強奪は、搬出用のトラックが鉄道の操車場に移動するまでの間に実行された。ソ連兵が車両に付き添っていないことを確認すると、トラックを止めて木箱を覆った上で、新たな運転手が引き継いだ。元の運転手については「ホテルにエスコートされ、一晩泊まらされた」と説明している。
あらかじめ借りておいた廃品置き場にトラックを乗り入れ、夜を徹した作業が行われた。
最初の難関は、屋根を剥がして侵入に十分なスペースを確保することだったが、度重なる展示で何度も開閉されてる屋根はすでに傷んでおり、強行侵入の痕跡を残さないようにするのは容易だった。
チームは、球体の機首にある点検窓を外して侵入する班と尾部から130個のボルトで固定されている蓋を取り外してエンジン室に侵入する班に分かれた。筆者は、機種とエンジン部の間の部分を確認するために切り離し作業が必要になるなどの困難に言及している。それでも必要なマークを撮影したり手で書き取るなどして、なんとか作業を終えた。
痕跡を残さないよう慎重に元通りにし、屋根板を再度釘で固定した。機材を回収して迎えの車が来たのは明け方の4時だった。
廃品置き場から事前に決められた場所までトラックを移動して、元の運転手に交代させた。操車場のソ連兵は、1日遅れで到着したルーニクに驚く様子もなかったといい、著者のフィナーは「今日まで、ソ連兵はLunikが一晩借りられたことに気付いたという兆候はない」としている。
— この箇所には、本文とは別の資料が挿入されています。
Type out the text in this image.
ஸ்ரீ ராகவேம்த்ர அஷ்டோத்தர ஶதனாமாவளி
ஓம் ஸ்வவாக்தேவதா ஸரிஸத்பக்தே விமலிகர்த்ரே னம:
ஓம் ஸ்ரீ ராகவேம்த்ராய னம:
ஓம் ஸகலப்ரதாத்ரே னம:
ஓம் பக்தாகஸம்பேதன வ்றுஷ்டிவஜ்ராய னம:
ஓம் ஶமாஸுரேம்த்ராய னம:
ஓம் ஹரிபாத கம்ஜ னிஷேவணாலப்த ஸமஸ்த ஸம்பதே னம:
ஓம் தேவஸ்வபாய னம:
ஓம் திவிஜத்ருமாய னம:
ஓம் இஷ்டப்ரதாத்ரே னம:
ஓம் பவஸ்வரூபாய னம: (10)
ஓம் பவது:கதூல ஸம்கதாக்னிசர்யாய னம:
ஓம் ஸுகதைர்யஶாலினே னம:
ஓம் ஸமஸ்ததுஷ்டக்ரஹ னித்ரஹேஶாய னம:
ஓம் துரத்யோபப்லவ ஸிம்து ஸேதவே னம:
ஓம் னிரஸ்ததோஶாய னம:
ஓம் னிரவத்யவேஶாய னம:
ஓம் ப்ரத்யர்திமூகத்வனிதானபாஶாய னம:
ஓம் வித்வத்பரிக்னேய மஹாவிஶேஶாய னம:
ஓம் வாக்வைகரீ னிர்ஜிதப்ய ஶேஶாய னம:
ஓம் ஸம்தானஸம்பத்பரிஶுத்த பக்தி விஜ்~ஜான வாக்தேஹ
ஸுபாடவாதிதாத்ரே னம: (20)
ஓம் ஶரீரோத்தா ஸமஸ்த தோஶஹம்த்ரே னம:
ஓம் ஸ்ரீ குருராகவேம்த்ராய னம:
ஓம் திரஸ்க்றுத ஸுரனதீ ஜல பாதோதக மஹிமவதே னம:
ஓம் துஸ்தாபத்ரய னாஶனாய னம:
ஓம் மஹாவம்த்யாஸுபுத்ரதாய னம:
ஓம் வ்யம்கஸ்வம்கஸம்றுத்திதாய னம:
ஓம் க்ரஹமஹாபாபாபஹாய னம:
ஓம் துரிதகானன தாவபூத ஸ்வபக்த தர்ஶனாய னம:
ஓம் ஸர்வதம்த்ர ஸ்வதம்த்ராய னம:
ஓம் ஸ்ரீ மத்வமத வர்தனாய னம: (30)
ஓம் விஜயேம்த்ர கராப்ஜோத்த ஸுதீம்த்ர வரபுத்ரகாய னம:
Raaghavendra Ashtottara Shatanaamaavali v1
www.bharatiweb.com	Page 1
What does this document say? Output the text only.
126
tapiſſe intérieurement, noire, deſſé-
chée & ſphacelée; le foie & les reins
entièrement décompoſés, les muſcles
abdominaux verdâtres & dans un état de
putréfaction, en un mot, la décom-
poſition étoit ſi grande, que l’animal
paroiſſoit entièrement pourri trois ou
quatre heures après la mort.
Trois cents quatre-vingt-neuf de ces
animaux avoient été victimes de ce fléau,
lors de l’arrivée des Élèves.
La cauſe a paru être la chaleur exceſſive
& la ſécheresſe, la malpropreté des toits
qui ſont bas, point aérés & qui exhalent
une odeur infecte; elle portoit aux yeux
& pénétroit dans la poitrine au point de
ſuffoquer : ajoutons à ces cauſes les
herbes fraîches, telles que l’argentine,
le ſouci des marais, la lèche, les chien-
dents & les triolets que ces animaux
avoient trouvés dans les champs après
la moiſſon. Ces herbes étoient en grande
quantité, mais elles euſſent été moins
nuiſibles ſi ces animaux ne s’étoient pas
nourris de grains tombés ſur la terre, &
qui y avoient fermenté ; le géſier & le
まさに映画のような実話。サーチライト・ピクチャーズの社長、マシュー・グリーンフィールドは、「ジャレッドにルピタ、ジョンの並外れた才能と洞察に優れたケンプの監督のもと、『Lunik Heist』は策略と意外なヒーローに溢れたワイルドでジェットコースターのような作品になる」と映画化に期待を語っている。